Avant de parler de traitement, il y a ce qu’on appelle le diagnostic. Faut-il d’abord faire le diagnostic pour savoir s’il s’agit d’un cancer ? Et quel type de cancer y a-t-il dans le sein ? Ensuite, vous devez vérifier la propagation de ce cancer, car les cellules cancéreuses du sein peuvent se déplacer vers un autre organe, que ce soit le foie, les poumons, les os ou même le cerveau. Il faut donc tout revoir avant. Et c’est quand on a tous ces éléments qu’on parle alors de traitement. Le traitement est multidisciplinaire et polyvalent. Il existe une intervention chirurgicale qui consiste le plus souvent à enlever tout le sein ou à soulever une partie du sein, selon que l’on voit ou non le cancer à la place. Il y a ce qu’on appelle la chimiothérapie, c’est-à-dire l’administration d’un agent anticancéreux selon les indications. Il existe également une hormonothérapie. Il existe aussi des traitements sur les thérapies ciblées ; il y a aussi la radiothérapie, que nous n’avons pas ici.
Vous avez parlé du type de cancer dans votre discours, quels sont les types de cancer ?
Quand je parle de types de cancer, il y en a plusieurs.
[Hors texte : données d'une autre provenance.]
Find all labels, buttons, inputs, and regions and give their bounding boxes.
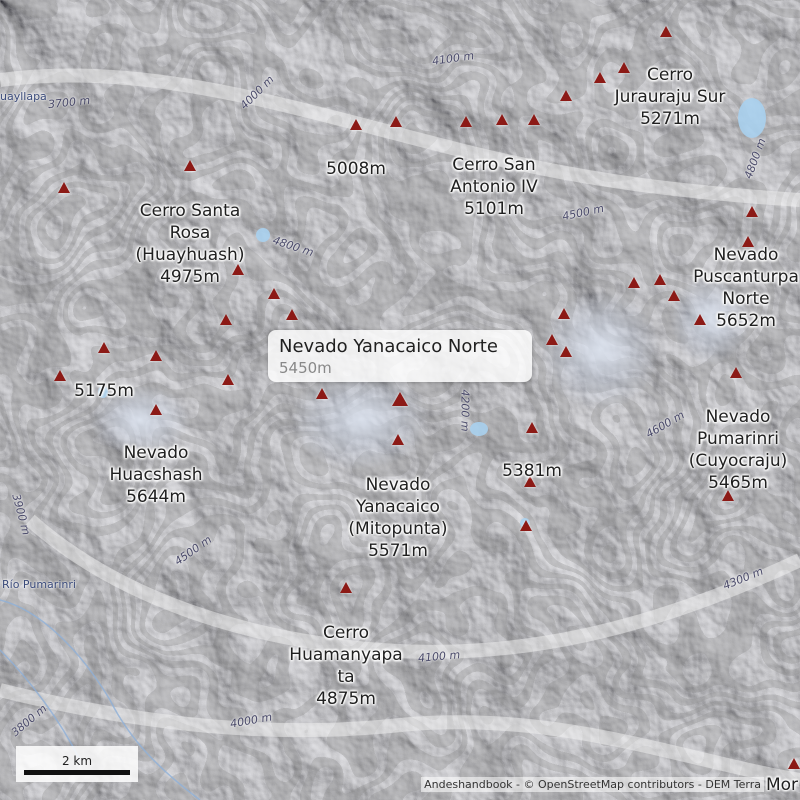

En réalité cela dépend de l’examen anápathique, c’est lui qui fait le diagnostic. Il existe des cancers très agressifs et d’autres moins agressifs. Cela dépend donc de ces deux types.
Votre dernier mot aux Guinéens, en particulier aux femmes et aux filles à l’occasion de la Journée internationale du cancer du sein ?
J’utilise votre micro pour appeler toutes les femmes à venir se faire dépister à la polyclinique MediSar au centre de dépistage Aminata Souaré situé au marché de Kaporo pour sauver des vies. Le dépistage du cancer du sein et du col de l’utérus est gratuit et indolore.